Gwenda Bond reviews Elizabeth Hand

Few things hold as much appeal for the artsy teenager as stories of rabble-rousing, society-defying artists in times past. And yet, this is relatively unexplored ground in YA fiction – with a few notable exceptions, such as Simmone Howell’s Notes from the Teenage Underground and Nikki Grimes’ Bronx Masquerade. In fact, I could think of no immediate examples that incorporate fantasy elements into their tales of young artists finding their way (though I’m sure there must be a few). Now, with Radiant Days, Elizabeth Hand has written a beautiful, strange novel of the fantastic, which shows us two artists emerging from their own very specific – and yet also unexpectedly overlapping – times.

In 1978, Merle Tappitt has just fled an abusive, poverty-ridden backwater childhood for DC and the more bohemian poverty of being broke in art school. Taken under the wing of an older married woman, Clea, who begins to educate Merle in the ways of the world and the body, while encouraging her art and playing model, Merle is beginning to find her voice as an artist… which, of course, gets her kicked out. Art school is too rigid for the art she’s drawn to create. On a trip to New York, Merle shoves away Clea’s attempts to sell her work to a famous art doyenne, and becomes entranced by the possibilities of graffiti after seeing SAMO’s tags all over town. But Merle doesn’t believe in the ‘‘Same Old Shit’’ point-of-view; the tag she adopts is Radiant Days, an eye and a sun.

In 1870, 16-year-old Arthur Rimbaud traverses France, wanting to escape the clutches of his controlling mother. Attempting to travel to Paris without having paid the full fare, he ends up in prison – for a relatively brief, but eye-opening stay – and then travels the countryside and visits other towns. All the while he’s deciding what he makes of the world and describing it in brilliant bursts of sharp-edged yet gorgeous poetry.

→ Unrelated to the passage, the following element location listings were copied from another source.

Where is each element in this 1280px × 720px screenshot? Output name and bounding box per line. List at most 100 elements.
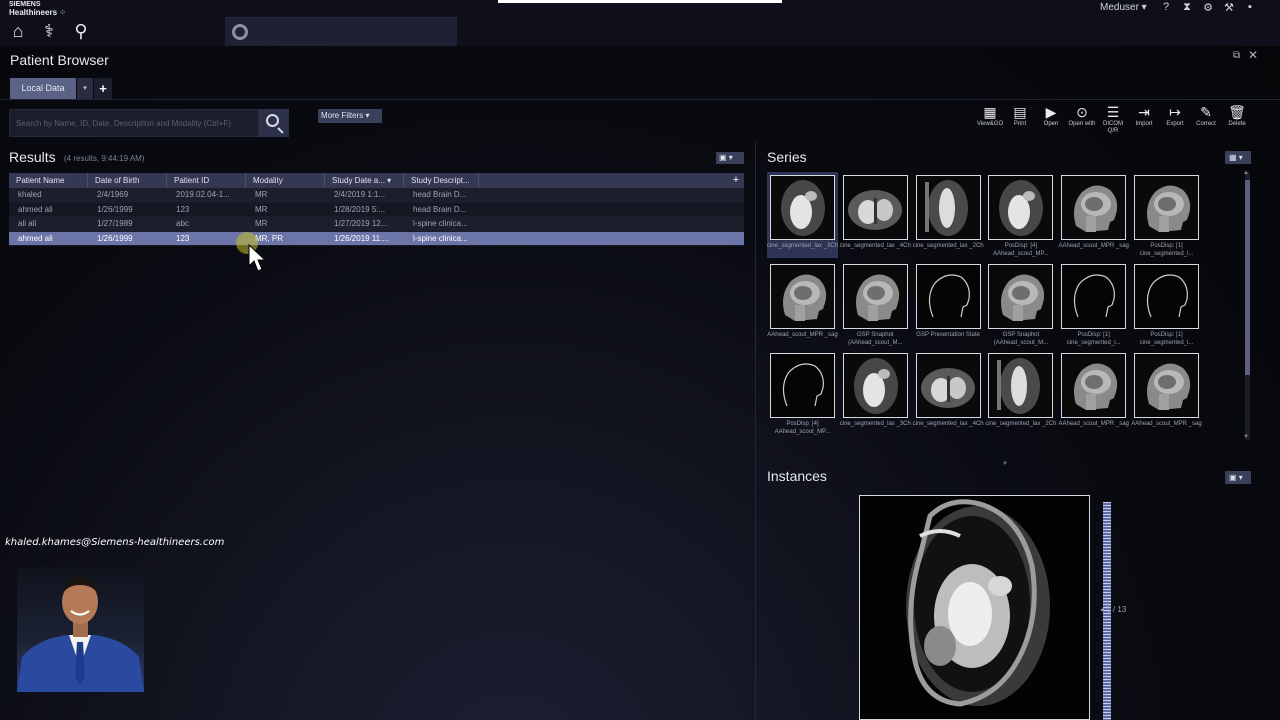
series-thumbnail[interactable] <box>915 175 981 240</box>
import-button[interactable]: ⇥ Import <box>1128 104 1160 128</box>
series-label: cine_segmented_lax _3Ch <box>766 243 839 249</box>
column-header[interactable]: Patient ID <box>167 173 246 188</box>
series-thumbnail[interactable] <box>770 264 835 329</box>
table-cell: MR <box>255 219 268 228</box>
series-scrollbar[interactable] <box>1245 172 1250 440</box>
series-label: cine_segmented_lax _2Ch <box>985 421 1057 427</box>
view-go-button[interactable]: ▦ View&GO <box>974 104 1006 128</box>
export-icon: ↦ <box>1169 104 1181 120</box>
table-cell: 123 <box>176 204 190 214</box>
table-cell: l-spine clinica... <box>413 233 468 243</box>
top-bar <box>0 0 1280 46</box>
close-icon[interactable]: ✕ <box>1248 48 1258 62</box>
mouse-cursor-icon <box>248 244 267 272</box>
table-cell: 2/4/1969 <box>97 190 129 199</box>
table-cell: MR <box>255 204 268 214</box>
results-title: Results <box>9 149 56 165</box>
series-label: PosDisp: [4] AAhead_scout_MP... <box>993 243 1049 257</box>
table-cell: khaled <box>18 190 42 199</box>
search-input[interactable] <box>9 109 259 137</box>
column-header[interactable]: Modality <box>246 173 325 188</box>
tools-icon[interactable]: ⚒ <box>1222 1 1236 14</box>
scroll-down-icon[interactable]: ▼ <box>1243 434 1249 440</box>
table-cell: ali ali <box>18 219 37 228</box>
series-thumbnail[interactable] <box>842 353 908 418</box>
table-row[interactable]: ali ali 1/27/1989 abc MR 1/27/2019 12... l-sp… <box>9 217 744 232</box>
scroll-up-icon[interactable]: ▲ <box>1243 170 1249 176</box>
series-view-button[interactable]: ▦ ▾ <box>1225 151 1251 164</box>
table-cell: 1/27/1989 <box>97 219 133 228</box>
column-header[interactable]: Date of Birth <box>88 173 167 188</box>
patient-registration-icon[interactable]: ⚕ <box>38 21 60 41</box>
table-cell: ahmed ali <box>18 233 53 243</box>
layout-icon: ▣ <box>1229 473 1237 482</box>
help-icon[interactable]: ? <box>1159 1 1173 13</box>
series-thumbnail[interactable] <box>1061 264 1127 329</box>
user-menu[interactable]: Meduser ▾ <box>1100 2 1147 13</box>
camera-icon[interactable]: ▪ <box>1243 1 1257 13</box>
panel-divider[interactable] <box>755 142 756 720</box>
table-row[interactable]: ahmed ali 1/26/1999 123 MR 1/28/2019 5:... he… <box>9 202 744 217</box>
open-button[interactable]: ▶ Open <box>1035 104 1067 128</box>
tab-dropdown-button[interactable]: ▾ <box>77 78 93 99</box>
series-label: cine_segmented_lax _4Ch <box>912 421 984 427</box>
restore-window-icon[interactable]: ⧉ <box>1233 50 1240 61</box>
series-thumbnail[interactable] <box>1061 175 1127 240</box>
column-header[interactable]: Study Descript... <box>404 173 479 188</box>
series-title: Series <box>767 149 807 165</box>
gear-icon[interactable]: ⚙ <box>1201 1 1215 14</box>
series-thumbnail[interactable] <box>770 353 835 418</box>
instance-image[interactable] <box>859 495 1090 720</box>
column-header[interactable]: Patient Name <box>9 173 88 188</box>
table-row[interactable]: ahmed ali 1/26/1999 123 MR, PR 1/26/2019 11:… <box>9 231 744 246</box>
instances-view-button[interactable]: ▣ ▾ <box>1225 471 1251 484</box>
table-cell: 1/28/2019 5:... <box>334 204 386 214</box>
sort-desc-icon: ▾ <box>387 176 392 185</box>
export-button[interactable]: ↦ Export <box>1159 104 1191 128</box>
instance-counter: ◂ 1 / 13 <box>1100 605 1127 614</box>
series-thumbnail[interactable] <box>1134 175 1199 240</box>
series-label: AAhead_scout_MPR _sag <box>1058 243 1129 249</box>
brand-line2: Healthineers <box>9 8 58 17</box>
siemens-healthineers-logo: SIEMENS Healthineers ⁘ <box>9 1 69 17</box>
series-label: PosDisp: [1] cine_segmented_l... <box>1066 332 1121 346</box>
search-button[interactable] <box>259 109 289 137</box>
series-thumbnail[interactable] <box>842 175 908 240</box>
series-thumbnail[interactable] <box>1061 353 1127 418</box>
home-icon[interactable]: ⌂ <box>7 21 29 41</box>
loading-spinner-icon <box>232 24 248 40</box>
patient-search-icon[interactable]: ⚲ <box>70 21 92 41</box>
results-view-button[interactable]: ▣ ▾ <box>716 152 744 164</box>
table-cell: 1/26/1999 <box>97 204 133 214</box>
more-filters-button[interactable]: More Filters ▾ <box>318 109 382 123</box>
open-with-icon: ⊙ <box>1076 104 1088 120</box>
series-thumbnail[interactable] <box>842 264 908 329</box>
add-column-button[interactable]: + <box>728 173 744 188</box>
tab-local-data[interactable]: Local Data <box>10 78 76 99</box>
bookmark-icon[interactable]: ⧗ <box>1180 1 1194 14</box>
results-table: Patient Name Date of Birth Patient ID Mo… <box>9 173 744 246</box>
series-thumbnail[interactable] <box>915 264 981 329</box>
series-thumbnail[interactable] <box>915 353 981 418</box>
table-cell: 2/4/2019 1:1... <box>334 190 386 199</box>
splitter-handle[interactable]: ▼ <box>1002 461 1008 467</box>
add-tab-button[interactable]: + <box>94 78 112 99</box>
correct-button[interactable]: ✎ Correct <box>1190 104 1222 128</box>
delete-button[interactable]: 🗑 Delete <box>1221 104 1253 128</box>
series-thumbnail[interactable] <box>988 175 1054 240</box>
dicom-qr-button[interactable]: ☰ DICOM Q/R <box>1097 104 1129 135</box>
series-thumbnail[interactable] <box>770 175 835 240</box>
open-with-button[interactable]: ⊙ Open with <box>1066 104 1098 128</box>
series-thumbnail[interactable] <box>1134 264 1199 329</box>
task-tab-strip[interactable] <box>225 17 457 46</box>
series-label: PosDisp: [1] cine_segmented_l... <box>1139 243 1194 257</box>
series-label: GSP Presentation State <box>916 332 980 338</box>
column-header-sorted[interactable]: Study Date a... ▾ <box>325 173 404 188</box>
series-thumbnail[interactable] <box>1134 353 1199 418</box>
series-thumbnail[interactable] <box>988 264 1054 329</box>
table-row[interactable]: khaled 2/4/1969 2019.02.04-1... MR 2/4/2019 … <box>9 188 744 203</box>
series-thumbnail[interactable] <box>988 353 1054 418</box>
print-button[interactable]: ▤ Print <box>1004 104 1036 128</box>
series-label: cine_segmented_lax _4Ch <box>839 243 911 249</box>
table-cell: 123 <box>176 233 190 243</box>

For a good while, we experience Merle and Arthur’s lives progressing in alternating segments, with no hint of when and how they will overlap. But when a gifted musician who is also a tramp appears alongside bodies of water, time begins to seem more fluid – a river just like the rivers in the text. And when both our young artists seek refuge in a lockhouse, traces of art on the walls or making art on the walls, Merle and Arthur’s lives cross, bringing Arthur into Merle’s 1978. Hand is not interested in the expected, and these two spend a life-changing and yet brief time together. There are mysterious carp lost, but not quite, an instrument that looks like bone, and a tramp who may be something far older than he seems.

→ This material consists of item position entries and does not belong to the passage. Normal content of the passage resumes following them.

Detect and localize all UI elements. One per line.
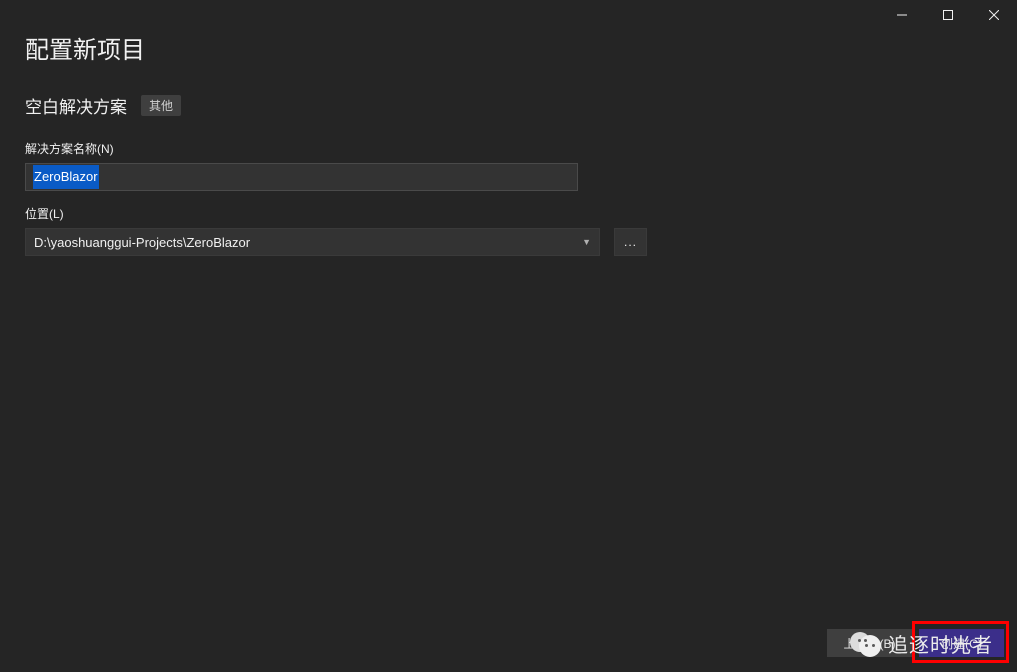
location-group: 位置(L) D:\yaoshuanggui-Projects\ZeroBlazo… <box>25 205 992 256</box>
template-name: 空白解决方案 <box>25 93 127 118</box>
template-info: 空白解决方案 其他 <box>25 93 992 118</box>
location-combobox[interactable]: D:\yaoshuanggui-Projects\ZeroBlazor ▼ <box>25 228 600 256</box>
window-titlebar <box>879 0 1017 30</box>
chevron-down-icon: ▼ <box>582 237 591 247</box>
solution-name-input[interactable]: ZeroBlazor <box>25 163 578 191</box>
page-title: 配置新项目 <box>25 30 992 65</box>
close-button[interactable] <box>971 0 1017 30</box>
minimize-button[interactable] <box>879 0 925 30</box>
content-area: 配置新项目 空白解决方案 其他 解决方案名称(N) ZeroBlazor 位置(… <box>0 0 1017 256</box>
maximize-button[interactable] <box>925 0 971 30</box>
location-label: 位置(L) <box>25 205 992 222</box>
solution-name-label: 解决方案名称(N) <box>25 140 992 157</box>
create-button[interactable]: 创建(C) <box>919 629 1004 657</box>
solution-name-group: 解决方案名称(N) ZeroBlazor <box>25 140 992 191</box>
template-tag: 其他 <box>141 95 181 116</box>
footer-buttons: 上一步(B) 创建(C) <box>827 629 1004 657</box>
solution-name-value: ZeroBlazor <box>33 165 99 189</box>
back-button[interactable]: 上一步(B) <box>827 629 912 657</box>
browse-button[interactable]: ... <box>614 228 647 256</box>
location-value: D:\yaoshuanggui-Projects\ZeroBlazor <box>34 235 250 250</box>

It’s difficult to capture how perfectly attuned to this story of art and artists the prose Hand uses to render it is. But by capturing vivid texture and detail, we feel the world as close around Merle and Arthur as they do – and with an artist’s vantage. ‘‘But I now began to see how surreal a stoplight was, strobing from amber to red to green. Plastic bottles, the acid-green wrapper from a bag of potato chips, a broken syringe – all these things are strange and even beautiful, if you look at them long enough.’’ At one point, Merle has a realization: ‘‘Magic is something you make. And if you don’t make something and leave it behind, it’s not just that it’s gone. You’re gone.’’ This is a time travel story about the connection and influence artists and their work can have, real and personal and lasting ones. And so the story of these two very specific young people becomes universal, exciting, and meaningful.

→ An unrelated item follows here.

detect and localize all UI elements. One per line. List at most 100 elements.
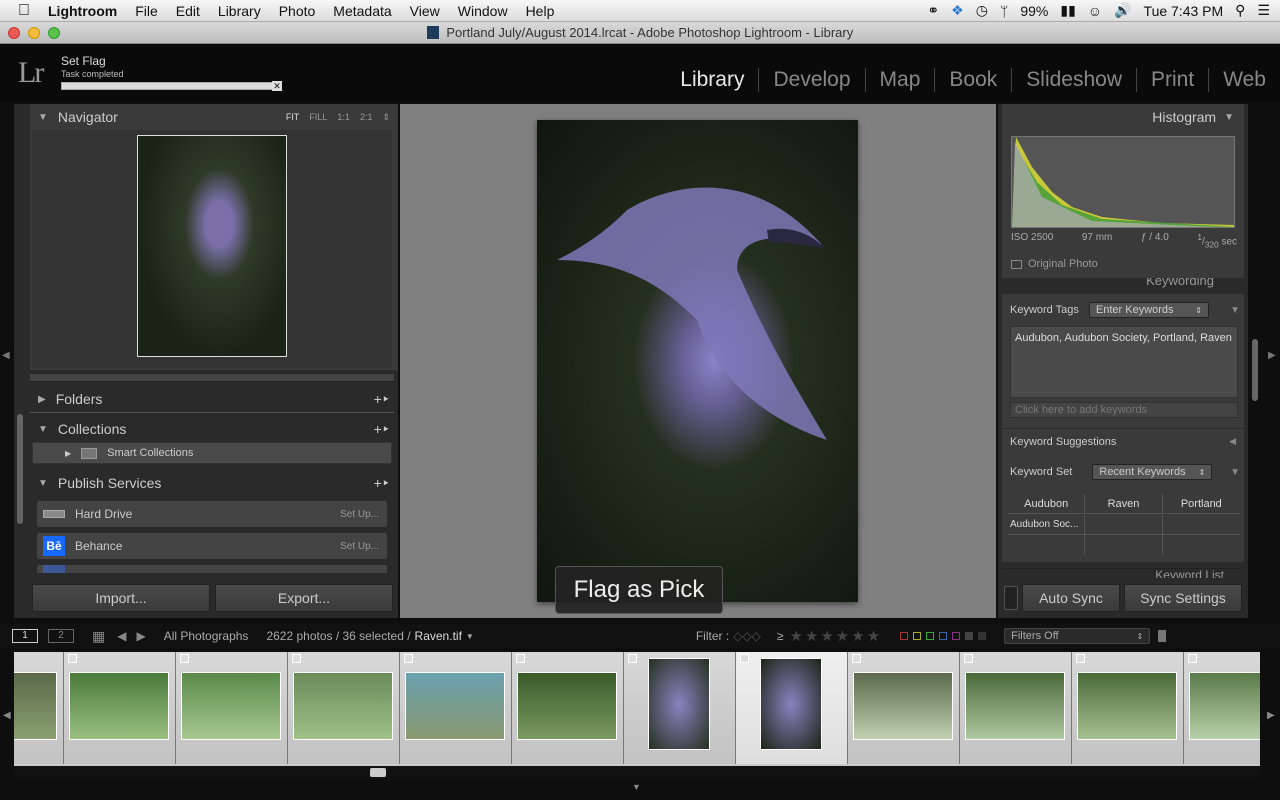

Give this book to the rebellious, young artists you know, because it could have a profound effect. If Hand’s novel thumbs its nose at many of the usual conventions observed in YA – the pace is deliberate, the prose layered, the fantasy entering the story later rather than sooner, and the sense of adult perspective at the end (along with a last perfect twist) – it also captures perfectly that YA sense of individuals becoming who they truly are through the crucible of story. That is not to say that only teens should check out this book. Hand has written a rare and beautiful novel that feels like it’s for people interested in the process and impact of art, not just for any one certain group of them.